Nelle linee guida dell’Organizzazione mondiale della sanità, recepite dal Ministero della Salute, non è prevista la necessità di effettuare prima della vaccinazione uno screening sierologico per rilevare l’eventuale presenza di anticorpi e quindi sapere di avere contratto il virus senza esserne a conoscenza.

Aifa: “Non escluse trombosi rare con seconda dose AstraZeneca”

Con il vaccino anti-Covid di AstraZeneca, Vaxzevria, “non si può escludere che un soggetto che non abbia sviluppato la rara reazione coinvolgente le piastrine con la prima dose, non possa farlo con la seconda”. Lo rileva l’Aifa in un documento di approfondimento sulle complicanze tromboemboliche post-vaccinazione con i vaccini AstraZeneca e J&J.
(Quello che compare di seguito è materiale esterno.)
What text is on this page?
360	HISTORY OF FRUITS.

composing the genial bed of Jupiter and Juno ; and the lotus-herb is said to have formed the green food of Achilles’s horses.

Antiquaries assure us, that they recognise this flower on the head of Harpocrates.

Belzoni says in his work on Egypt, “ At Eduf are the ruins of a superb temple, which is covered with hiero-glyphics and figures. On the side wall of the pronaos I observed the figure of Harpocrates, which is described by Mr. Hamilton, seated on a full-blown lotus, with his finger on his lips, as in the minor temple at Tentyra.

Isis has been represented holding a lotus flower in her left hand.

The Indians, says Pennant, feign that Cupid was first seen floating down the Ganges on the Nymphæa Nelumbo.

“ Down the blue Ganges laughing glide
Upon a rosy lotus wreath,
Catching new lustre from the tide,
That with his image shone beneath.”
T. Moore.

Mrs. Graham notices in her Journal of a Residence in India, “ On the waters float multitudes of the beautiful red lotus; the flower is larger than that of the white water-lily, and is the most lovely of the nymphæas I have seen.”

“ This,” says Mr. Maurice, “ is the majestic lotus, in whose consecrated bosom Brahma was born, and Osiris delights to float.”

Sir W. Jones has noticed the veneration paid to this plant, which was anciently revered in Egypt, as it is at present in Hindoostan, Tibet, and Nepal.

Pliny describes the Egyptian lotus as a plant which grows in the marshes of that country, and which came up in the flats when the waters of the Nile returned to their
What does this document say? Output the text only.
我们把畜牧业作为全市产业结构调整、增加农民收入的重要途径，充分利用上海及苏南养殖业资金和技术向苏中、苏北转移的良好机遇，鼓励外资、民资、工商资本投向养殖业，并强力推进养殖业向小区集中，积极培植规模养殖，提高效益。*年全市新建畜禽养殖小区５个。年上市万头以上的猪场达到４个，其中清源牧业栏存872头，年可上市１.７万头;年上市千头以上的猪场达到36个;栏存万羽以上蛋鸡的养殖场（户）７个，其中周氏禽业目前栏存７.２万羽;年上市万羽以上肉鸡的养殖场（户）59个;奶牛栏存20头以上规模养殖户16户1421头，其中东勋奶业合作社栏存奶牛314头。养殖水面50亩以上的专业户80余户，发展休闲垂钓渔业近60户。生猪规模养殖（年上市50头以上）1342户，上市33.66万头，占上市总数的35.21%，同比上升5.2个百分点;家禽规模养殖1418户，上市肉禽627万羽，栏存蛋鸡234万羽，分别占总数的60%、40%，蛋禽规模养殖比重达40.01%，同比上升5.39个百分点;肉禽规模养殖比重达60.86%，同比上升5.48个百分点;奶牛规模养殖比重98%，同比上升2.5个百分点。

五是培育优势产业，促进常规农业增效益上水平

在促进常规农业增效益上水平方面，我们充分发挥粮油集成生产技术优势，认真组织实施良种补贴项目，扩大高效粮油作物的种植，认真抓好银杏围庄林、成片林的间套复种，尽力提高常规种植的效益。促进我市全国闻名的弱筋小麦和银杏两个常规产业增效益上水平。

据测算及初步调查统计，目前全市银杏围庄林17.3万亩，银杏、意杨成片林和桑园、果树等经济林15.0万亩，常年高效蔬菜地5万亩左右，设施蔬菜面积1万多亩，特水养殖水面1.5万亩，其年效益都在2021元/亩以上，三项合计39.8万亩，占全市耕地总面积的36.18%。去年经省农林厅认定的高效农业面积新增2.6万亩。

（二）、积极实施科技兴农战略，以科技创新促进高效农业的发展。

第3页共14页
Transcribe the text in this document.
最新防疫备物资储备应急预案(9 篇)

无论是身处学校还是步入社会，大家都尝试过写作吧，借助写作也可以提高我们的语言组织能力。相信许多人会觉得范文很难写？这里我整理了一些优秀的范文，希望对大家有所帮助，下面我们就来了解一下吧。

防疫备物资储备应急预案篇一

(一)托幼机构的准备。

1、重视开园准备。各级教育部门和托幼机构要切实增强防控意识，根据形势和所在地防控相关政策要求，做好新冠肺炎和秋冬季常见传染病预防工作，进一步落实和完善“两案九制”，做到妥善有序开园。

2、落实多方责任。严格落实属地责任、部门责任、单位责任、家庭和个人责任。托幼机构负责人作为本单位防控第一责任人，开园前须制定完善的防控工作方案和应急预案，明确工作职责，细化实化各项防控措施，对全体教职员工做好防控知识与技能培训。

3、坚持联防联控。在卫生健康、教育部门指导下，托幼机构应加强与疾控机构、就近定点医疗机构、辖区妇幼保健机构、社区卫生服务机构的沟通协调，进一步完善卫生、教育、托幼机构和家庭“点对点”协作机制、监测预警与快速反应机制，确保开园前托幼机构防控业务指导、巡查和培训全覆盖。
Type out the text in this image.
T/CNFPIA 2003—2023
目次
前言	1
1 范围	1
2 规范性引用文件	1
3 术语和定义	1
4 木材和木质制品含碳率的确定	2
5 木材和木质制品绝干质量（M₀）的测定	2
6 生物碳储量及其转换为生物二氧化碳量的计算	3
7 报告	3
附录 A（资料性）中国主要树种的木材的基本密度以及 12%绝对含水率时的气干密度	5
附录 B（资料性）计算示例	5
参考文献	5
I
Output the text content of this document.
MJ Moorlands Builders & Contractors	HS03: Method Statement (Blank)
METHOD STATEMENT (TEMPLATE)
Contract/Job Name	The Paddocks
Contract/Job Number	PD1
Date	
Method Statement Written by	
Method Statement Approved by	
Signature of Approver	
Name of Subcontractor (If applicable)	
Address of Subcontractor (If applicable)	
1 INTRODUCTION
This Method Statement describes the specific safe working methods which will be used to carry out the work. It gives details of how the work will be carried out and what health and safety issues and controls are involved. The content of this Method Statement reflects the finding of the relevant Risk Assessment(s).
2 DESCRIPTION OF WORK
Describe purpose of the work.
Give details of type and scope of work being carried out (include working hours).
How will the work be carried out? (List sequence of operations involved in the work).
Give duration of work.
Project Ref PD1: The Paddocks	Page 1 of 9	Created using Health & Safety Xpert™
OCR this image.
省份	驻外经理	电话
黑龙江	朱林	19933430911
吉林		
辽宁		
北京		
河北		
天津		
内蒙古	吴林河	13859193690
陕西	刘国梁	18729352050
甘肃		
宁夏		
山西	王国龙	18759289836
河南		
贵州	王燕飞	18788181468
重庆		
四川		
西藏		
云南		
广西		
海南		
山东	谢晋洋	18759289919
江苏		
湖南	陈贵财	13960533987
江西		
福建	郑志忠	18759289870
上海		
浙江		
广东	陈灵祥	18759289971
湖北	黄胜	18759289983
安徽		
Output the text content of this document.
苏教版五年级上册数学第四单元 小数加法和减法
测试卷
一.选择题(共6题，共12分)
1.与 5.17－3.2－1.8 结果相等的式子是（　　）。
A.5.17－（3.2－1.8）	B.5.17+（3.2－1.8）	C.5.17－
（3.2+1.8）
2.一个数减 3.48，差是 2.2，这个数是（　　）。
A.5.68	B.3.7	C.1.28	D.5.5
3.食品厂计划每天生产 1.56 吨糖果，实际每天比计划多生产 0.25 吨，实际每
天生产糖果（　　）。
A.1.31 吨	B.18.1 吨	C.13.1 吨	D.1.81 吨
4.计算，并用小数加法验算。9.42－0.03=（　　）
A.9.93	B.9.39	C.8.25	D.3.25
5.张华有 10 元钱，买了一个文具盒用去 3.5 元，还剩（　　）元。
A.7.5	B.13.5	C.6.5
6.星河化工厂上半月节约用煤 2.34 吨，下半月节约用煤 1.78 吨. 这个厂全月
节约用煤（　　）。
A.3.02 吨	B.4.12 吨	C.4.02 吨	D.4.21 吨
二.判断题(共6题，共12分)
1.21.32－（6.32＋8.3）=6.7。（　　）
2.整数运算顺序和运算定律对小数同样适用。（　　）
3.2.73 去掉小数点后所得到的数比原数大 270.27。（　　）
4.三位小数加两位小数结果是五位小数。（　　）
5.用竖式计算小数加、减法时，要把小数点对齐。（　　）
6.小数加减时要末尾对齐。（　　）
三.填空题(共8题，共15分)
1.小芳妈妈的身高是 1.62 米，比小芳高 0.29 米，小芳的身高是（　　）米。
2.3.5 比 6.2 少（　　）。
Al 12 maggio si segnalano in Gb 15 casi di trombosi atipiche con piastrinopenia su circa 9 milioni di seconde dosi Vaxzevria somministrate, dunque un fenomeno “molto raro”. Non sono disponibili al momento informazioni sull’età e sesso di questi ultimi casi.

La “sicurezza della somministrazione di Vaxzevria nei soggetti di età inferiore a 60 anni rimane un tema ancora aperto, e sul quale vi sono margini di incertezza”. Nonostante queste incertezze, il Gruppo di Lavoro Emostasi e Trombosi dell’Aifa ritiene che il completamento della schedula vaccinale con la seconda dose di Vaxzevria negli under-60 che ne abbiano già assunto la prima dose “rappresenti la strategia di contrasto alla diffusione del virus SarsCoV2 che garantisce il migliore livello di protezione”. Così l’Aifa in un documento sulle complicanze tromboemboliche post-vaccinazione con i vaccini AstraZeneca e J&J.

Nel documento, si affronta anche la questione della seconda dose per i soggetti con meno di 60 anni che hanno già assunto la prima dose di Vaxzevria, ciò a seguito della segnalazione di eventi trombotici in sedi atipiche (trombosi dei seni venosi cerebrali e/o del distretto splancnico) associati a piastrinopenia e con decorsi clinici di particolare gravità.

Questa problematica riguarda solamente il vaccino Vaxzevria, in quanto il vaccino Janssen, afferma Aifa, prevede una singola somministrazione. “Alla data del 12 maggio si legge nel documento – sono stati riportati da parte della Medicines & Healthcare products Regulatory Agency (MHRA) inglese 15 casi di trombosi atipiche con piastrinopenia su circa 9 milioni di seconde dosi di Vaxzevria somministrate, il che sembrerebbe corrispondere, al momento, ad un segnale più debole di quello riscontrato per le prime dosi e comunque definibile come molto raro”.

Benché tale dato sembri “rassicurare sulla somministrazione delle seconde dosi, va osservato che non sono disponibili al momento informazioni sull’età e sesso di questi ultimi casi. Pertanto la sicurezza della somministrazione di Vaxzevria nei soggetti di età inferiore a 60 anni rimane un tema ancora aperto, e sul quale vi sono margini di incertezza. Nonostante queste incertezze, il Gruppo di Lavoro Emostasi e Trombosi Aifa ritiene che il completamento della schedula vaccinale rappresenti la strategia di contrasto alla diffusione del virus che garantisce il migliore livello di protezione”.

Nel contempo, precisa l’Aifa, “l’attenta attività di farmacovigilanza già in atto consentirà di raccogliere dati aggiornati e stabilire l’eventuale necessità di formulare ulteriori raccomandazioni volte ad ottimizzare il profilo beneficio/rischio nel singolo paziente”.